Henry Robinson Hartley (12 November 1777 Southampton - 24 May 1850 Calais, France) was an English eccentric and philanthropist. He was the benefactor behind the founding of Southampton's Hartley Institute or Hartley Institution, which later became the University of Southampton.

==Early life==
Henry's parents were Henry Hartley (1731-1800) and Susanna née Lavender (1742-1821). His father was a mayor of Southampton, a Justice of the Peace, and also a strict Calvinist who had inherited a successful wine business from his childless uncle George Robinson (1700–1776).

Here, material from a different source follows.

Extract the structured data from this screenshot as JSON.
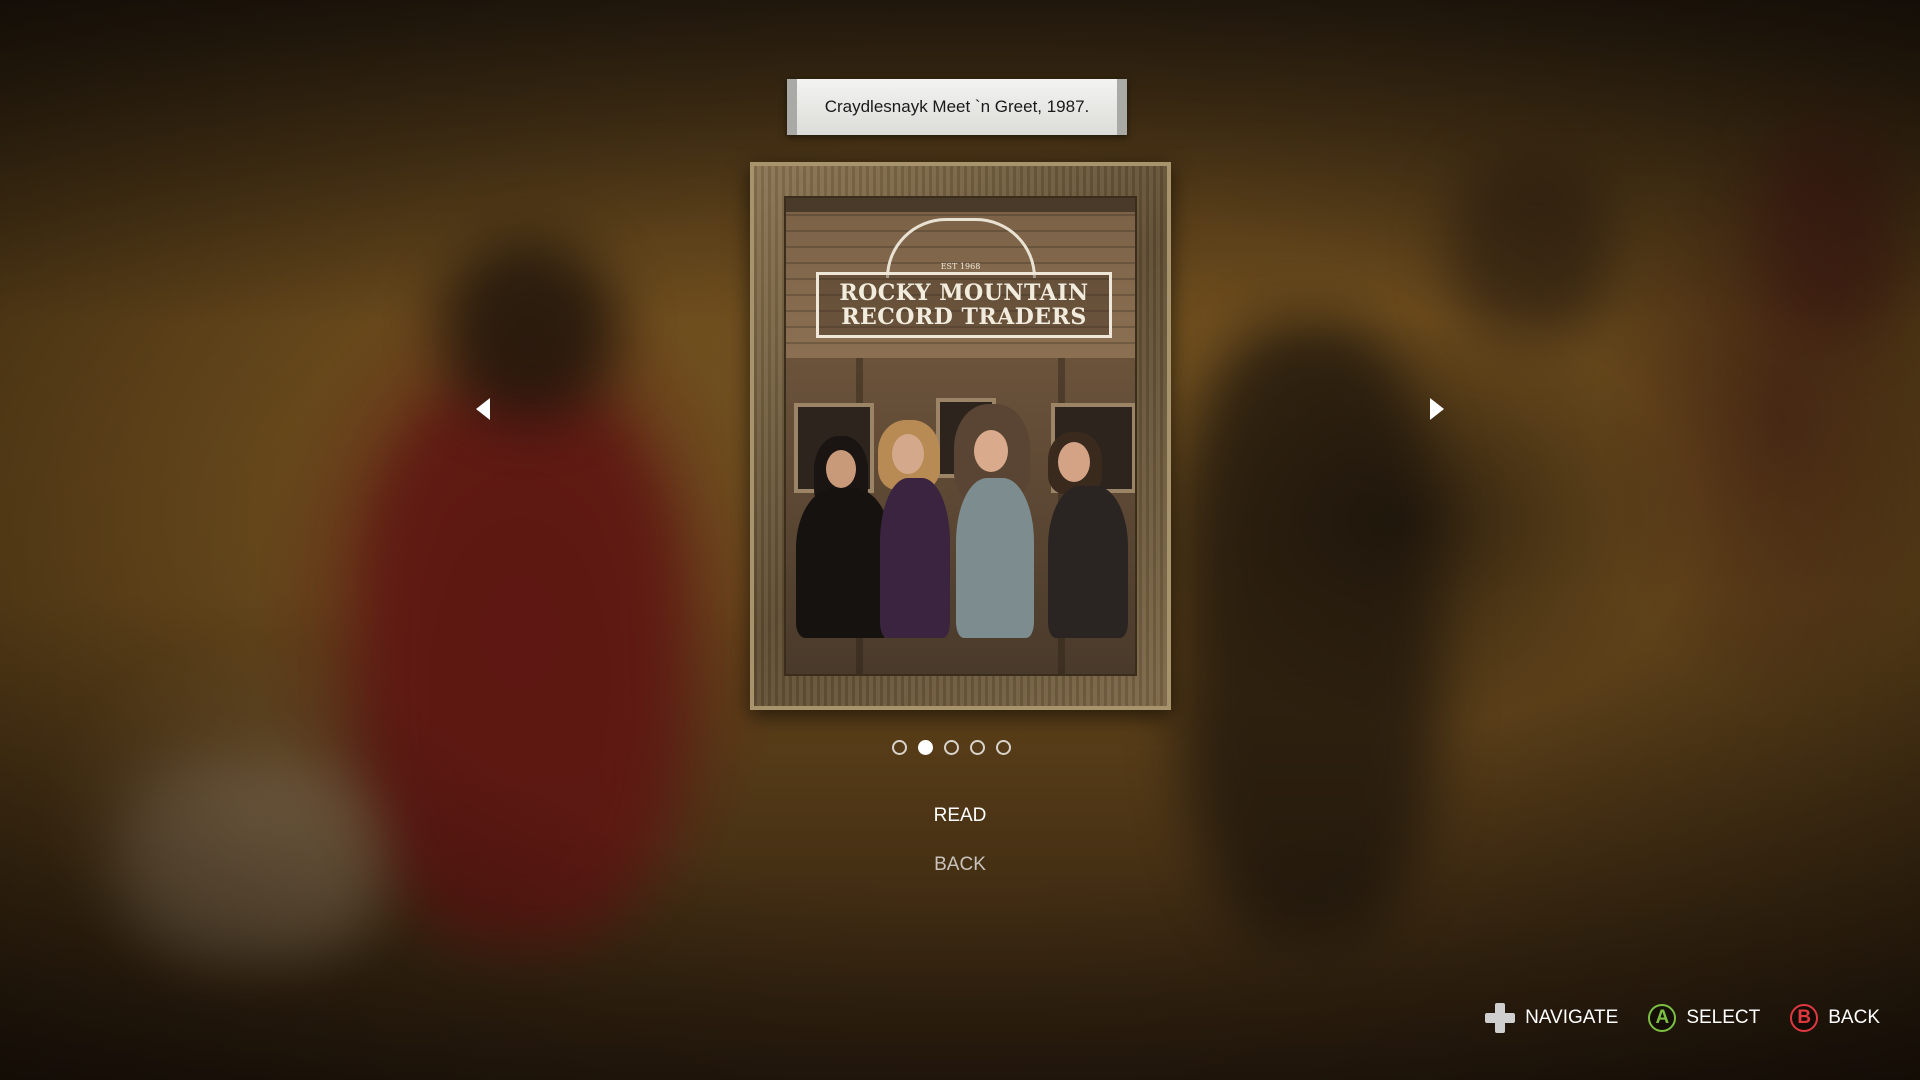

The young Henry was baptised at Holyrood Church, Southampton. Later, he attended Southampton Grammar School (now King Edward VI School, Southampton). As a youth, probably as a reaction against his strict upbringing, he adopted a libertine lifestyle. This left him with venereal disease which gave him problems during the rest of his life. His marriage to Celia Anne Crowcher (1779-1848) on 24 November 1798 at St Mary's Church, Portsea was a failure and was annulled in 1802. He disputed the paternity of their only daughter, Sarah Anne, and never publicly acknowledged her.

==Later life and death==
In 1821 he inherited a townhouse and a considerable fortune on his mother's death. He led a reclusive life and, in 1825, left Southampton never to return, spending his time between Calais in France and Newington, Surrey, near London. In 1842, he made a will leaving most of his estate to the city of Southampton. He wished his house to become a museum designed to promote the study of natural history, astronomy, antiquities, classics, and oriental literature. In 1850, he died in Calais, France, and was buried in the Dissenters' burial ground, Bunhill Fields, in London.

==Legacy==
Death duties swallowed one half of Hartley's £100,000 estate. His daughter challenged his will and took a portion of the residual value. Using the remaining funds, the City of Southampton founded the Hartley Institute (1862) by combining a museum, library and venue for public lectures. This Institute became, in turn, Hartley College (1896), Hartley University College (1902), University College of Southampton (1914), and eventually the University of Southampton (1952). Hartley's house was demolished.